By their very nature of being integral part of the fluvial process of the riverBrahmaputra and its tributaries, Chars are pre-disposed to erosion and Char dwellers pre-disposed to become internally displaced persons. Though hard data on displacement from char areas is hard to come by, some micro-level studies provide adequate insight into flood, erosion and displacement. One such study conducted by Dr. Gorky Chakraborty in the chars of Barpeta district reveals that “during the period (1989-98) when there was no high intensity flood in Assam, 45% of the total households were affected and 51% of the total land was lost by the surveyed char households. Similar study over a period of 25 years (1980-2004) in the Beki River, a tributary of Brahmaputra in Barpeta district reveals that 77% of the surveyed households suffered due to land erosion and 94% of their land was lost.” (Gorky Chakraborty, “Assam’s Hinterland: Society and Economy in the Char Areas”; Akansha Publishers, Delhi, 2009) With such abysmal socio-economic conditions and such high degree of erosion and displacement, lakhs of Char dwellers are left with no option but to migrate to the mainland.

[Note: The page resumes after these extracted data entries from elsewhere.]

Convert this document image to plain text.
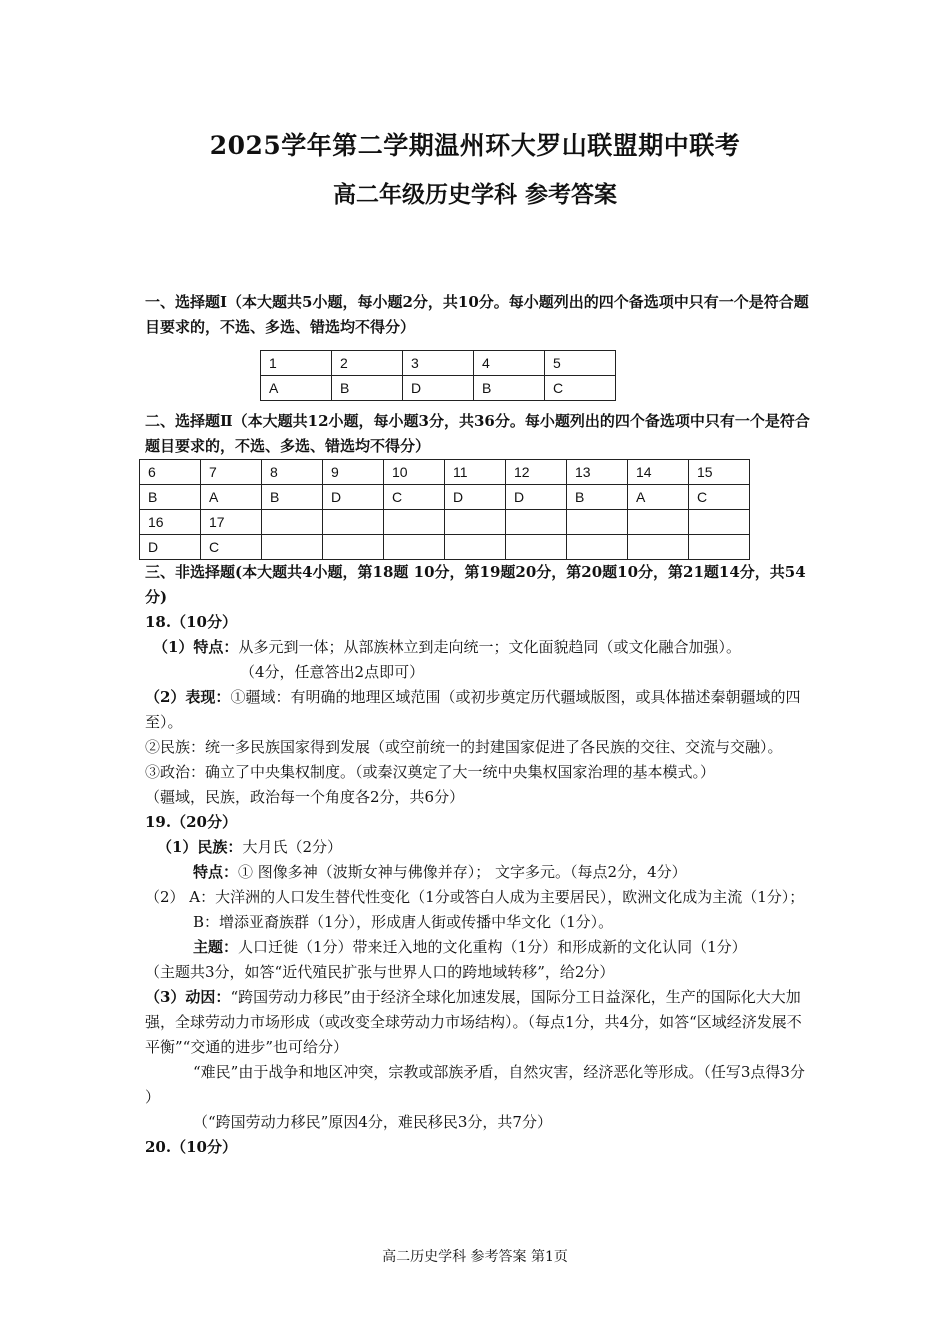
2025学年第二学期温州环大罗山联盟期中联考
高二年级历史学科 参考答案
一、选择题Ⅰ（本大题共5小题，每小题2分，共10分。每小题列出的四个备选项中只有一个是符合题目要求的，不选、多选、错选均不得分）
1	2	3	4	5
A	B	D	B	C
二、选择题Ⅱ（本大题共12小题，每小题3分，共36分。每小题列出的四个备选项中只有一个是符合题目要求的，不选、多选、错选均不得分）
6	7	8	9	10	11	12	13	14	15
B	A	B	D	C	D	D	B	A	C
16	17								
D	C								
三、非选择题(本大题共4小题，第18题 10分，第19题20分，第20题10分，第21题14分，共54分)
18.（10分）
（1）特点：从多元到一体；从部族林立到走向统一；文化面貌趋同（或文化融合加强）。
（4分，任意答出2点即可）
（2）表现：①疆域：有明确的地理区域范围（或初步奠定历代疆域版图，或具体描述秦朝疆域的四至）。
②民族：统一多民族国家得到发展（或空前统一的封建国家促进了各民族的交往、交流与交融）。
③政治：确立了中央集权制度。（或秦汉奠定了大一统中央集权国家治理的基本模式。）
（疆域，民族，政治每一个角度各2分，共6分）
19.（20分）
（1）民族：大月氏（2分）
特点：① 图像多神（波斯女神与佛像并存）； 文字多元。（每点2分，4分）
（2） A：大洋洲的人口发生替代性变化（1分或答白人成为主要居民），欧洲文化成为主流（1分）；
B：增添亚裔族群（1分），形成唐人街或传播中华文化（1分）。
主题：人口迁徙（1分）带来迁入地的文化重构（1分）和形成新的文化认同（1分）
（主题共3分，如答“近代殖民扩张与世界人口的跨地域转移”，给2分）
（3）动因：“跨国劳动力移民”由于经济全球化加速发展，国际分工日益深化，生产的国际化大大加强，全球劳动力市场形成（或改变全球劳动力市场结构）。（每点1分，共4分，如答“区域经济发展不平衡”“交通的进步”也可给分）
“难民”由于战争和地区冲突，宗教或部族矛盾，自然灾害，经济恶化等形成。（任写3点得3分 ）
（“跨国劳动力移民”原因4分，难民移民3分，共7分）
20.（10分）
高二历史学科 参考答案 第1页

With such complexities involved in differentiating between an undocumented Bangladeshi migrant and a Muslim citizen of East Bengali descent; how do Assamese xenophobes and leaders of BJP conclusively declare that the villagers of Balapara, Narasinghbari and Narayanguri (3 villages where the massacre occurred) were ‘illegal Bangladeshis’?

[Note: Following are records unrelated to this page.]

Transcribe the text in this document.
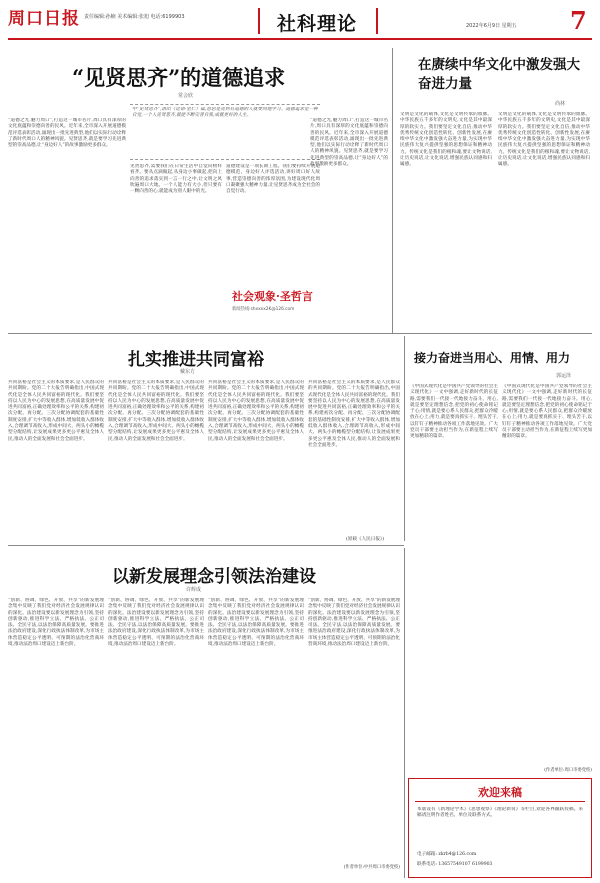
周口日报 责任编辑:孙楠 美术编辑:张旭 电话:6199903	社科理论	2022年6月9日 星期五 7
“见贤思齐”的道德追求
常会欣
中“见贤思齐”,语出《论语·里仁》篇,意思是见到有道德的人就要向他学习。道德追求是一种自觉,一个人见贤思齐,就能不断完善自我,成就更好的人生。
“道德之光,魅力周口”,打造这一城市名片,周口具有深厚的文化底蕴和崇德向善的民风。近年来,全市深入开展道德模范评选表彰活动,涌现出一批先进典型,他们以实际行动诠释了新时代周口人的精神风貌。见贤思齐,就是要学习先进典型的崇高品德,让“身边好人”的故事激励更多群众。
见贤思齐,需要我们在日常生活中自觉向榜样看齐。要从点滴做起,从身边小事做起,把向上向善的追求落实到一言一行之中,让文明之风吹遍周口大地。一个人能力有大小,但只要有一颗向善的心,就能成为别人眼中的光。
道德建设是一项长期工程。我们要持续开展道德模范、身边好人评选活动,讲好周口好人故事,营造崇德向善的浓厚氛围,为建设现代化周口凝聚强大精神力量,让见贤思齐成为全社会的自觉行动。
“道德之光,魅力周口”,打造这一城市名片,周口具有深厚的文化底蕴和崇德向善的民风。近年来,全市深入开展道德模范评选表彰活动,涌现出一批先进典型,他们以实际行动诠释了新时代周口人的精神风貌。见贤思齐,就是要学习先进典型的崇高品德,让“身边好人”的故事激励更多群众。
社会观象·圣哲言
新闻热线:shxxxx2K@126.com
在赓续中华文化中激发强大奋进力量
尚林
文明是文化的载体,文化是文明传承的血脉。中华民族五千多年的文明史,文化是其中最深厚的软实力。我们要坚定文化自信,推动中华优秀传统文化创造性转化、创新性发展,在赓续中华文化中激发强大奋进力量,为实现中华民族伟大复兴提供坚强的思想保证和精神动力。传统文化是我们的根和魂,要让文物说话,让历史说话,让文化说话,增强民族认同感和归属感。
文明是文化的载体,文化是文明传承的血脉。中华民族五千多年的文明史,文化是其中最深厚的软实力。我们要坚定文化自信,推动中华优秀传统文化创造性转化、创新性发展,在赓续中华文化中激发强大奋进力量,为实现中华民族伟大复兴提供坚强的思想保证和精神动力。传统文化是我们的根和魂,要让文物说话,让历史说话,让文化说话,增强民族认同感和归属感。
扎实推进共同富裕
戴东方
共同富裕是社会主义的本质要求,是人民群众的共同期盼。党的二十大报告明确指出,中国式现代化是全体人民共同富裕的现代化。我们要坚持以人民为中心的发展思想,在高质量发展中促进共同富裕,正确处理效率和公平的关系,构建初次分配、再分配、三次分配协调配套的基础性制度安排,扩大中等收入群体,增加低收入群体收入,合理调节高收入,形成中间大、两头小的橄榄型分配结构,让发展成果更多更公平惠及全体人民,推动人的全面发展和社会全面进步。
共同富裕是社会主义的本质要求,是人民群众的共同期盼。党的二十大报告明确指出,中国式现代化是全体人民共同富裕的现代化。我们要坚持以人民为中心的发展思想,在高质量发展中促进共同富裕,正确处理效率和公平的关系,构建初次分配、再分配、三次分配协调配套的基础性制度安排,扩大中等收入群体,增加低收入群体收入,合理调节高收入,形成中间大、两头小的橄榄型分配结构,让发展成果更多更公平惠及全体人民,推动人的全面发展和社会全面进步。
共同富裕是社会主义的本质要求,是人民群众的共同期盼。党的二十大报告明确指出,中国式现代化是全体人民共同富裕的现代化。我们要坚持以人民为中心的发展思想,在高质量发展中促进共同富裕,正确处理效率和公平的关系,构建初次分配、再分配、三次分配协调配套的基础性制度安排,扩大中等收入群体,增加低收入群体收入,合理调节高收入,形成中间大、两头小的橄榄型分配结构,让发展成果更多更公平惠及全体人民,推动人的全面发展和社会全面进步。
共同富裕是社会主义的本质要求,是人民群众的共同期盼。党的二十大报告明确指出,中国式现代化是全体人民共同富裕的现代化。我们要坚持以人民为中心的发展思想,在高质量发展中促进共同富裕,正确处理效率和公平的关系,构建初次分配、再分配、三次分配协调配套的基础性制度安排,扩大中等收入群体,增加低收入群体收入,合理调节高收入,形成中间大、两头小的橄榄型分配结构,让发展成果更多更公平惠及全体人民,推动人的全面发展和社会全面进步。
(原载《人民日报》)
接力奋进当用心、用情、用力
郭运泽
《中国式现代化是中国共产党领导的社会主义现代化》一文中强调,走好新时代的长征路,需要我们一代接一代地接力奋斗。用心,就是要坚定理想信念,把党的初心使命铭记于心;用情,就是要心系人民群众,把群众冷暖放在心上;用力,就是要真抓实干、埋头苦干,以钉钉子精神推动各项工作落地见效。广大党员干部要主动担当作为,在新征程上续写更加精彩的篇章。
《中国式现代化是中国共产党领导的社会主义现代化》一文中强调,走好新时代的长征路,需要我们一代接一代地接力奋斗。用心,就是要坚定理想信念,把党的初心使命铭记于心;用情,就是要心系人民群众,把群众冷暖放在心上;用力,就是要真抓实干、埋头苦干,以钉钉子精神推动各项工作落地见效。广大党员干部要主动担当作为,在新征程上续写更加精彩的篇章。
(作者单位:周口市委党校)
以新发展理念引领法治建设
许辉成
“创新、协调、绿色、开放、共享”的新发展理念集中反映了我们党对经济社会发展规律认识的深化。法治建设要以新发展理念为引领,坚持创新驱动,推进科学立法、严格执法、公正司法、全民守法,以法治保障高质量发展。要推进法治政府建设,深化行政执法体制改革,为市场主体营造稳定公平透明、可预期的法治化营商环境,推动法治周口建设迈上新台阶。
“创新、协调、绿色、开放、共享”的新发展理念集中反映了我们党对经济社会发展规律认识的深化。法治建设要以新发展理念为引领,坚持创新驱动,推进科学立法、严格执法、公正司法、全民守法,以法治保障高质量发展。要推进法治政府建设,深化行政执法体制改革,为市场主体营造稳定公平透明、可预期的法治化营商环境,推动法治周口建设迈上新台阶。
“创新、协调、绿色、开放、共享”的新发展理念集中反映了我们党对经济社会发展规律认识的深化。法治建设要以新发展理念为引领,坚持创新驱动,推进科学立法、严格执法、公正司法、全民守法,以法治保障高质量发展。要推进法治政府建设,深化行政执法体制改革,为市场主体营造稳定公平透明、可预期的法治化营商环境,推动法治周口建设迈上新台阶。
“创新、协调、绿色、开放、共享”的新发展理念集中反映了我们党对经济社会发展规律认识的深化。法治建设要以新发展理念为引领,坚持创新驱动,推进科学立法、严格执法、公正司法、全民守法,以法治保障高质量发展。要推进法治政府建设,深化行政执法体制改革,为市场主体营造稳定公平透明、可预期的法治化营商环境,推动法治周口建设迈上新台阶。
(作者单位:中共周口市委党校)
欢迎来稿
本版设有《新理论学术》《思想观察》《理论新说》等栏目,欢迎各界踊跃投稿。来稿请注明作者姓名、单位及联系方式。
电子邮箱: zkrb4@126.com
联系电话: 13657549107 6199903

What are the ways of telling the difference? It is most certainly not difference but similarities between an undocumented Bangladeshi migrant and a Muslim citizen of East Bengali descent. It is physical and cultural markers; in this case it is beard, lungi, religion and language. Doesn’t this make ‘illegal Bangladeshi’ racist shorthand for any Muslim of East Bengali descent in Assam?

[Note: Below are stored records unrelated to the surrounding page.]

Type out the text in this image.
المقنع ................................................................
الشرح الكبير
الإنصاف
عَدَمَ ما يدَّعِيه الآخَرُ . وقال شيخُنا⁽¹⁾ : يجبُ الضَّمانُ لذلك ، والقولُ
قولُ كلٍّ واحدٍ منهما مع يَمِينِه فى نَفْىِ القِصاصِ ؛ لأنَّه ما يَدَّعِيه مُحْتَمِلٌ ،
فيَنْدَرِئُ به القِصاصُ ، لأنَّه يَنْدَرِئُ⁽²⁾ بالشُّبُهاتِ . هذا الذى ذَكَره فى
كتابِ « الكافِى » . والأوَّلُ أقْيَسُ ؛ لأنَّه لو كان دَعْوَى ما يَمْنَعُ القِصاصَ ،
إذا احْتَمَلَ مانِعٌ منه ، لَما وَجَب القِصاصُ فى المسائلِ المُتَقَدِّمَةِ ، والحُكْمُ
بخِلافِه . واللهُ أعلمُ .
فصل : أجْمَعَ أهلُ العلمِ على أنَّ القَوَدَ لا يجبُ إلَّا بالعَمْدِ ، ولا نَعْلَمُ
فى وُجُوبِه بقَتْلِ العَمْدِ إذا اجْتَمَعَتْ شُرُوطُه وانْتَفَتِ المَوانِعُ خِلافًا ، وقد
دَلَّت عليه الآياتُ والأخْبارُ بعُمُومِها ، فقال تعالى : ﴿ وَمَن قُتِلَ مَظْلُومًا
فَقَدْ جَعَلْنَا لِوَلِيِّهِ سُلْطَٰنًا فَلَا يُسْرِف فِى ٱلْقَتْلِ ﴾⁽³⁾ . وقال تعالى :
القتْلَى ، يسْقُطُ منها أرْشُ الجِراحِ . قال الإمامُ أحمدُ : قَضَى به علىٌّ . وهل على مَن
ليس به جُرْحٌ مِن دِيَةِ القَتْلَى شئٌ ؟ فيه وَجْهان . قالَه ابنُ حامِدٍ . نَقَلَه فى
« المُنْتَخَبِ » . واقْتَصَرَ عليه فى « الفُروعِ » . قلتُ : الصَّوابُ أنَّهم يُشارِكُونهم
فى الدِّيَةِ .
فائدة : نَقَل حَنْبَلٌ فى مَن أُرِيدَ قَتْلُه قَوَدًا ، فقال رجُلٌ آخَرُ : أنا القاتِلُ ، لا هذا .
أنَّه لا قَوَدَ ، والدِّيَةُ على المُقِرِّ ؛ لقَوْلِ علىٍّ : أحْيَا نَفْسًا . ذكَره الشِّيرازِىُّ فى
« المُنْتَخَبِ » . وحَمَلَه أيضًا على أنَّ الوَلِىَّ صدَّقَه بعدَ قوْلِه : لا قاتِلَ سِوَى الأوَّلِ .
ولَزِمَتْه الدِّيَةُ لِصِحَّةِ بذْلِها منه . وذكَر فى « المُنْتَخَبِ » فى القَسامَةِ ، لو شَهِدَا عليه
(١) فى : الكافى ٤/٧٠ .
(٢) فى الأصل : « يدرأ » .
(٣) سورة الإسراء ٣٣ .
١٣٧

Here it is worth looking at the cliché that are too often deployed – “illegal Bangladeshis are behind Rhino poaching, they loot innocent tribal villagers, they breed faster than dogs, rape and murder women in villages of Assam”. These clichés are becoming a part of a new discursive formation under consolidation which represents Muslims of East Bengali descent in Assam as “lesser human” or in its extreme form as “locust”. It hardly needs to be asserted that the construction of the “lesser human” other that is sexually virulent and is naturally prone to criminality has been the hallmark of racist worldview for more than half a century now.